Summary of proposals

The following key proposals are set out in the White Paper.

Directors’ accountability for internal controls, dividends and capital maintenance
  • Stronger internal company controls – the proposals seek views on strengthening internal controls frameworks.  The options include strengthening the responsibility and accountability of the CEO/CFO or the board of directors by requiring the inclusion of a statement from them on the effectiveness of the company’s internal controls and risk management procedures (some are referring to this as the Sarbanes Oxley provisions) and options for expanding the role of the external auditor in providing assurance that companies internal controls are effective.
  • Dividends and capital maintenance – the proposals include a requirement on companies to report on their distributable reserves and for directors to be required to make a formal statement confirming that the payment of a proposed dividend will not threaten the company’s solvency over the next 2 year period.
  • Resilience Statement – the proposals require the inclusion of an annual resilience statement (which builds on the current going concern and viability statements) setting out how directors have assessed the company’s prospects and addressed challenges to its business model over the short (1 year), medium (2 years) and long-term (5 years). 

The proposals recognise that reporting required to comply with the recommendations of the Taskforce on Climate-Related Financial Disclosures may also overlap with the requirements to report for the new Resilience Statement and the Government is looking for views on how these reporting measures may be integrated. 

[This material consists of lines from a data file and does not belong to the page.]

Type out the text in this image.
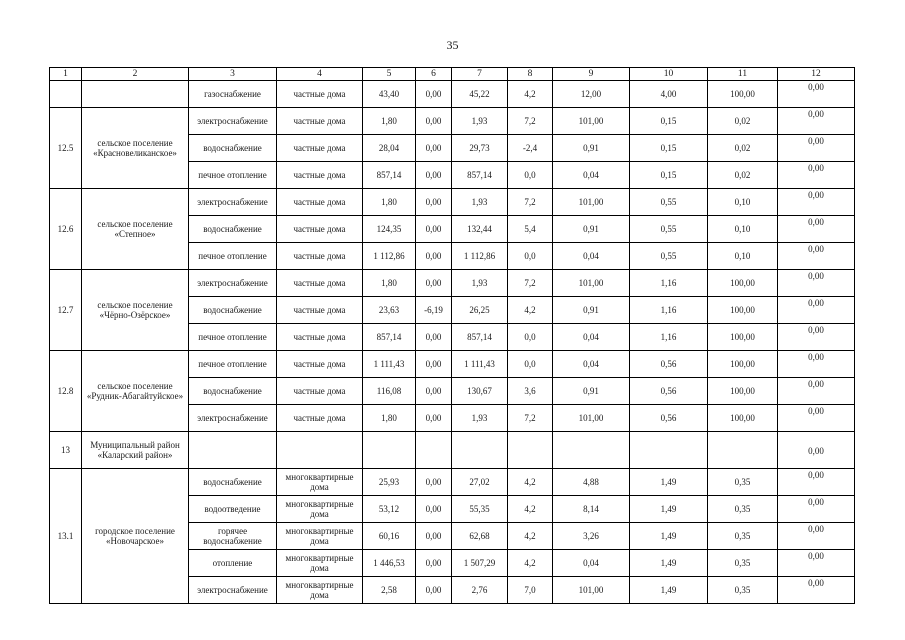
35
1	2	3	4	5	6	7	8	9	10	11	12
		газоснабжение	частные дома	43,40	0,00	45,22	4,2	12,00	4,00	100,00	0,00
12.5	сельское поселение «Красновеликанское»	электроснабжение	частные дома	1,80	0,00	1,93	7,2	101,00	0,15	0,02	0,00
		водоснабжение	частные дома	28,04	0,00	29,73	-2,4	0,91	0,15	0,02	0,00
		печное отопление	частные дома	857,14	0,00	857,14	0,0	0,04	0,15	0,02	0,00
12.6	сельское поселение «Степное»	электроснабжение	частные дома	1,80	0,00	1,93	7,2	101,00	0,55	0,10	0,00
		водоснабжение	частные дома	124,35	0,00	132,44	5,4	0,91	0,55	0,10	0,00
		печное отопление	частные дома	1 112,86	0,00	1 112,86	0,0	0,04	0,55	0,10	0,00
12.7	сельское поселение «Чёрно-Озёрское»	электроснабжение	частные дома	1,80	0,00	1,93	7,2	101,00	1,16	100,00	0,00
		водоснабжение	частные дома	23,63	-6,19	26,25	4,2	0,91	1,16	100,00	0,00
		печное отопление	частные дома	857,14	0,00	857,14	0,0	0,04	1,16	100,00	0,00
12.8	сельское поселение «Рудник-Абагайтуйское»	печное отопление	частные дома	1 111,43	0,00	1 111,43	0,0	0,04	0,56	100,00	0,00
		водоснабжение	частные дома	116,08	0,00	130,67	3,6	0,91	0,56	100,00	0,00
		электроснабжение	частные дома	1,80	0,00	1,93	7,2	101,00	0,56	100,00	0,00
13	Муниципальный район «Каларский район»										0,00
13.1	городское поселение «Новочарское»	водоснабжение	многоквартирные дома	25,93	0,00	27,02	4,2	4,88	1,49	0,35	0,00
		водоотведение	многоквартирные дома	53,12	0,00	55,35	4,2	8,14	1,49	0,35	0,00
		горячее водоснабжение	многоквартирные дома	60,16	0,00	62,68	4,2	3,26	1,49	0,35	0,00
		отопление	многоквартирные дома	1 446,53	0,00	1 507,29	4,2	0,04	1,49	0,35	0,00
		электроснабжение	многоквартирные дома	2,58	0,00	2,76	7,0	101,00	1,49	0,35	0,00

  • Audit and Assurance Policy – the proposals require the publication on an annual basis of an Audit and Assurance Policy which describes as a minimum: 
    • the directors’ approach (over the next three years) to seeking internal and external assurance of the information they report to shareholders beyond the scope of the annual statutory audit;
    • the company’s internal auditing and assurance processes;
    • the company’s policies for tendering for external audit services; and
    • whether, and if so how, shareholder and employees views have been taken into account in the formulation of the policy.

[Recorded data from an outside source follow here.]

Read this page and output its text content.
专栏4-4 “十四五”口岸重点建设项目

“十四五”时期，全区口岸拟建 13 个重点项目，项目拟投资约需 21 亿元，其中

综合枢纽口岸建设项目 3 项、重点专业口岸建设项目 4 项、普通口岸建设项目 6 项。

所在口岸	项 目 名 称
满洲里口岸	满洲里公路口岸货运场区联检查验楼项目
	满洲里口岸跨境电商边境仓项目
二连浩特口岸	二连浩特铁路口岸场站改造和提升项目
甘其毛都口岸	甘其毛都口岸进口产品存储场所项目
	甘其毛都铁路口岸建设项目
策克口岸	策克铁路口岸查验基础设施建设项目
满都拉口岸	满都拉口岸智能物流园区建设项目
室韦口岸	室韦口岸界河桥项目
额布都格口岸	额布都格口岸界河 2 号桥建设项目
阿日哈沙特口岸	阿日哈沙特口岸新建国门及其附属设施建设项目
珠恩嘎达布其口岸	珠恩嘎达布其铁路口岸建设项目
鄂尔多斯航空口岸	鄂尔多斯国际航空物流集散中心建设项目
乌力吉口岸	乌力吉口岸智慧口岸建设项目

In addition, the proposals suggest that for quoted companies, the Audit and Assurance Policy should be subject to an advisory vote of shareholders.

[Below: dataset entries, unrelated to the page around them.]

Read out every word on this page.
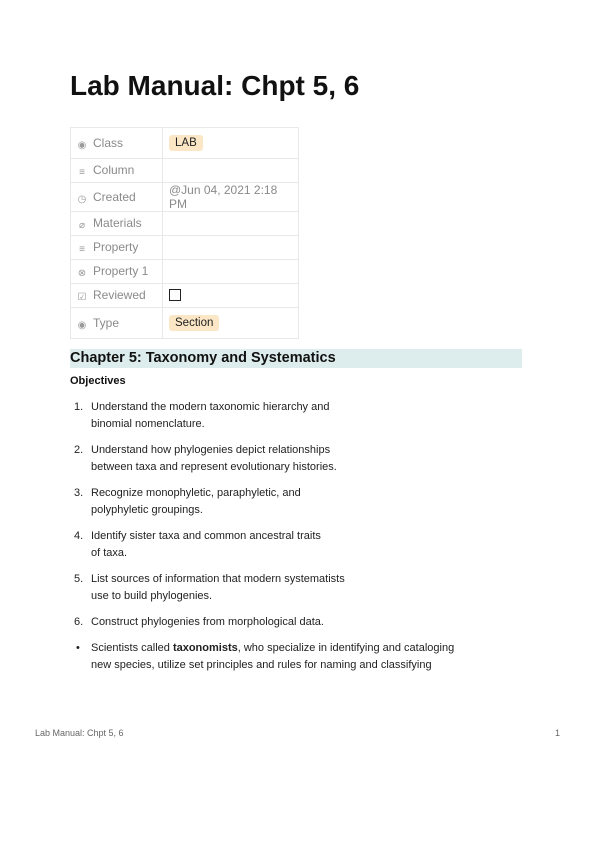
Lab Manual: Chpt 5, 6
◉ Class	LAB
≡ Column	
◷ Created	@Jun 04, 2021 2:18 PM
⌀ Materials	
≡ Property	
⊗ Property 1	
☑ Reviewed	
◉ Type	Section
Chapter 5: Taxonomy and Systematics
Objectives
1. Understand the modern taxonomic hierarchy and
binomial nomenclature.
2. Understand how phylogenies depict relationships
between taxa and represent evolutionary histories.
3. Recognize monophyletic, paraphyletic, and
polyphyletic groupings.
4. Identify sister taxa and common ancestral traits
of taxa.
5. List sources of information that modern systematists
use to build phylogenies.
6. Construct phylogenies from morphological data.
• Scientists called taxonomists, who specialize in identifying and cataloging
new species, utilize set principles and rules for naming and classifying
Lab Manual: Chpt 5, 6	1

  • Reporting on payment terms – the view is expressed that improved reporting on payment policies and performance would be valuable and views on this proposal are requested by the White Paper.
  • Enforcement against company directors – another important goal of this consultation is to remedy the “rewards for failure” corporate culture among executives. As such, the White Paper proposes key changes relating to directors’ wrongdoing (by proposing to give to ARGA the powers to sanction PIEs directors’ breaches of statutory duties dealing with corporate reporting and company audits) and remuneration (by strengthening malus and clawback mechanisms in the event of directors’ serious failures). This new enforcement regime is not intended to replace the existing arrangements for taking action against company directors. 

The Government is also seeking views as to whether directors should be required to meet certain behavioural standards when carrying out their statutory duties relating to corporate reporting and audits. 

Whether or not all of the proposals in the White Paper will be implemented (and in which form) remains to be seen; however it is clear from the general direction of travel that there will be more accountability, more regulation, and with it, increased processes and costs for the relevant companies and directors.  Proactive engagement by affected companies will be critical in shaping the outcome of these proposals.